Inzwischen hat sich der Markt aber wieder verändert. Fernbusse sind teurer geworden. Von Berlin nach München geht es nicht mehr für 5,50 Euro. Und gerade auf dieser gefragten Strecke schwächelt auch die Konkurrenz in der Luft. Air Berlin fliegt bald sowieso nicht mehr. Der Billigflieger Transavia stellt den Betrieb zwischen München und Berlin ein. Folglich könnte die Lufthansa die Preise erhöhen und die Preisstrategie der Bahn aufgehen. Sollten allerdings viele Kunden die Strecke wegen des Sonderaufschlags meiden, muss der Konzern dort schleunigst mit den Preisen wieder heruntergehen.

Es ist nicht Aufgabe der Bahn, den eigenen Profit zu maximieren

Gewiss muss die Bahn Gewinne erwirtschaften, um nicht am Tropf der Steuerzahler zu hängen und um investieren zu können. Der Staatskonzern ist jedoch nicht dafür da, die eigene Rendite zu maximieren - mit dieser Aussage liegt Bundesverkehrsminister Alexander Dobrindt völlig richtig. Die Bahn hat als Teil der Daseinsvorsorge vielmehr die Aufgabe, möglichst viele Kunden zu erträglichen Preisen möglichst komfortabel und ohne Verspätungen von A nach B zu bringen.

Jede Preiserhöhung ist insofern eine Gratwanderung. Sie darf einerseits weder Altkunden verprellen, noch Neukunden, die bislang das Auto vorgezogen haben, davon abhalten, die Bahn auszuprobieren. Anderseits muss die Bahn ihre Kosten decken, mit denen das Unternehmen ohnehin im Vergleich zur Konkurrenz in unfairer Weise belastet ist.

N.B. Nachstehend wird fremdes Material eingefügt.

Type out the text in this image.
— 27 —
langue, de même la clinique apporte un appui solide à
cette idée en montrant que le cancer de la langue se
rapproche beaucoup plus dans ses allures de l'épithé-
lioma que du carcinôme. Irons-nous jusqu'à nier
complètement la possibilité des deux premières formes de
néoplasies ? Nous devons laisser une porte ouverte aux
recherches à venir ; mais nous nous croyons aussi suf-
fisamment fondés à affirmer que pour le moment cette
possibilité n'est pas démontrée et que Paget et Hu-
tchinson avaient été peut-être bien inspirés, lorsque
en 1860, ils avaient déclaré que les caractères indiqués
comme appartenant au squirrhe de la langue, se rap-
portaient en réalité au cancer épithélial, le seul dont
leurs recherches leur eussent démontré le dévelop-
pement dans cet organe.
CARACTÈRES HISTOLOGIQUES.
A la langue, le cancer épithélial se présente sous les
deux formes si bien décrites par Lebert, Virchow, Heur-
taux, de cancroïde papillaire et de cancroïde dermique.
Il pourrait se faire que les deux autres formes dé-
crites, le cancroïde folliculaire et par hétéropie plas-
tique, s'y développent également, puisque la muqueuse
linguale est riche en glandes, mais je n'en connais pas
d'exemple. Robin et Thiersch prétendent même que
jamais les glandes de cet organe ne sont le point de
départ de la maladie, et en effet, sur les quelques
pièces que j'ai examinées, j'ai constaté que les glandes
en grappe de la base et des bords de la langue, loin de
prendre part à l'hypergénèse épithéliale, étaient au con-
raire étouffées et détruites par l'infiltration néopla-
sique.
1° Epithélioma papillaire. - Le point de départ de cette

Preise für das Reisen spiegeln nicht die wahren Kosten wider, vor allem nicht diejenigen für die Schäden an der Umwelt. Während Busse von der Maut und Billigflieger von der Kerosinsteuer befreit sind, ist ausgerechnet die umweltfreundliche Bahn mit der Stromsteuer, den vollen Mehrwertsteuersatz und hohen Trassenpreisen für die Benutzung der Schiene gleich dreifach belastet. Eine neue Bundesregierung muss deshalb - so wie von 2018 an beim Güterverkehr - die Trassenpreise auch im Personenverkehr senken. Davon würden auch die Bahn-Konkurrenten auf der Schiene profitieren und damit letztlich auch die Reisenden. Gerade das Beispiel Bahn zeigt: Mehr Wettbewerb ist für die Kunden immer gut.